60 Teilnehmende haben die Expeditionen in sehr verschiedenen Gegenden Deutschlands und in verschiedenen Ländern gemacht und darüber berichtet.

fragen

Fragen und Ungewissheiten sind der auffallendste Faden durch die Expeditionsberichte. Die Beiträge sind gespickt mit Fragen. Die Teilnehmer*innen stellen sich Fragen über das Wesen der Bäume, ihre Bedeutung für das Ökosystem und ihre Bedeutung für die Menschen. Sie fragen sich, welchen Einfluss der Mensch auf die Bäume hat und wie dieser Einfluss sichtbar wird. Im Frühjahr fragen Sie sich ob der Klimawandel bereits sichtbare Schäden verursacht, wie diese vom gewöhnlichen Zahn der Zeit unterscheidbar sind und wie ihm entgegengewirkt werden kann. Später im Sommer werden die Fragen dringlicher.

ungewissheit

Viele Teilnehmende räumen ihre Ungewissheit ein, über Bäume im Allgemeinen und über die Auswirkungen des Klimawandels und wie man seine Auswirkungen auf die Bäume erkennt.

wahrnehmung

Die Teilnehmenden beschreiben den Zustand der Bäume und bringen ihn in Zusammenhang mit gegebenen Umwelteinflüssen, sie beschreiben das Vorkommen und Fehlen von Arten, sie bemerken Spuren des menschlichen Einflusses und die Interaktion von Mensch und Baum.
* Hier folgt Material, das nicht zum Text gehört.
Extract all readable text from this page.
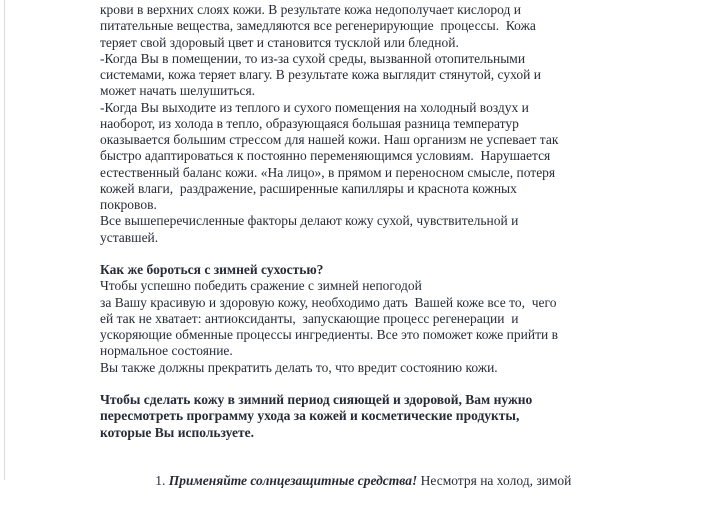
крови в верхних слоях кожи. В результате кожа недополучает кислород и
питательные вещества, замедляются все регенерирующие  процессы.  Кожа
теряет свой здоровый цвет и становится тусклой или бледной.
-Когда Вы в помещении, то из-за сухой среды, вызванной отопительными
системами, кожа теряет влагу. В результате кожа выглядит стянутой, сухой и
может начать шелушиться.
-Когда Вы выходите из теплого и сухого помещения на холодный воздух и
наоборот, из холода в тепло, образующаяся большая разница температур
оказывается большим стрессом для нашей кожи. Наш организм не успевает так
быстро адаптироваться к постоянно переменяющимся условиям.  Нарушается
естественный баланс кожи. «На лицо», в прямом и переносном смысле, потеря
кожей влаги,  раздражение, расширенные капилляры и краснота кожных
покровов.
Все вышеперечисленные факторы делают кожу сухой, чувствительной и
уставшей.
Как же бороться с зимней сухостью?
Чтобы успешно победить сражение с зимней непогодой
за Вашу красивую и здоровую кожу, необходимо дать  Вашей коже все то,  чего
ей так не хватает: антиоксиданты,  запускающие процесс регенерации  и
ускоряющие обменные процессы ингредиенты. Все это поможет коже прийти в
нормальное состояние.
Вы также должны прекратить делать то, что вредит состоянию кожи.
Чтобы сделать кожу в зимний период сияющей и здоровой, Вам нужно
пересмотреть программу ухода за кожей и косметические продукты,
которые Вы используете.

1. Применяйте солнцезащитные средства! Несмотря на холод, зимой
Einige der Teilnehmenden machen poetische Beschreibungen der Bäume, Wälder und zur Atmosphäre. Sie nehmen ihre Gefühle wahr, es gibt Kindheitserinnerungen, Ereignisse, euphorische Momente, Überraschungen, Gedanken über Witterung, Jahreszeiten oder über andere Menschen.

darstellung

Die Teilnehmenden beobachten die Bäume genau und halten sie in Zeichnungen und Fotografien fest. Einige dokumentieren akribisch Schäden, andere stellen Atmosphären und Schönheit bestimmter Situationen dar, häufig ergeben sich aus dieser Dokumentation die Fragen der Teilnehmenden. Die Darstellungen verwandeln sich vom Zweck zum Mittel. Erst durch die zeichnerische (manchmal auch fotografische) Erfassung, die gezielte Aufmerksamkeit auf bestimmte Details verlangt, ergaben sich für die Teilnehmenden unerwartete Erkenntnisse:

„Noch nie habe ich eigentlich nach oben geguckt, wenn ich hier entlang ging fiel mir ein, dass …“ Manche Zeichnungen sind in der Tradition der Botaniker genaue Dokumentationen. Gleichzeitig zieht sich die Lust an der Schönheit durch die Darstellungen und es wird bei aller Dramatik über das hinausgewiesen, was dargestellt wird.

emotionalität

Die Menschen äußern sich sehr emotional, sie beschreiben ihre Zuneigung zu den Bäumen und ihre Betroffenheit und Trauer über die Folgen des Klimawandels. Bäume sind Herzensthema!

ideen

Es werden nur wenige Ideen geäußert, während sich viele Teilnehmenden fragen, wie den Bäumen geholfen werden kann. Manche Erkenntnisse werfen Ideenfragen auf.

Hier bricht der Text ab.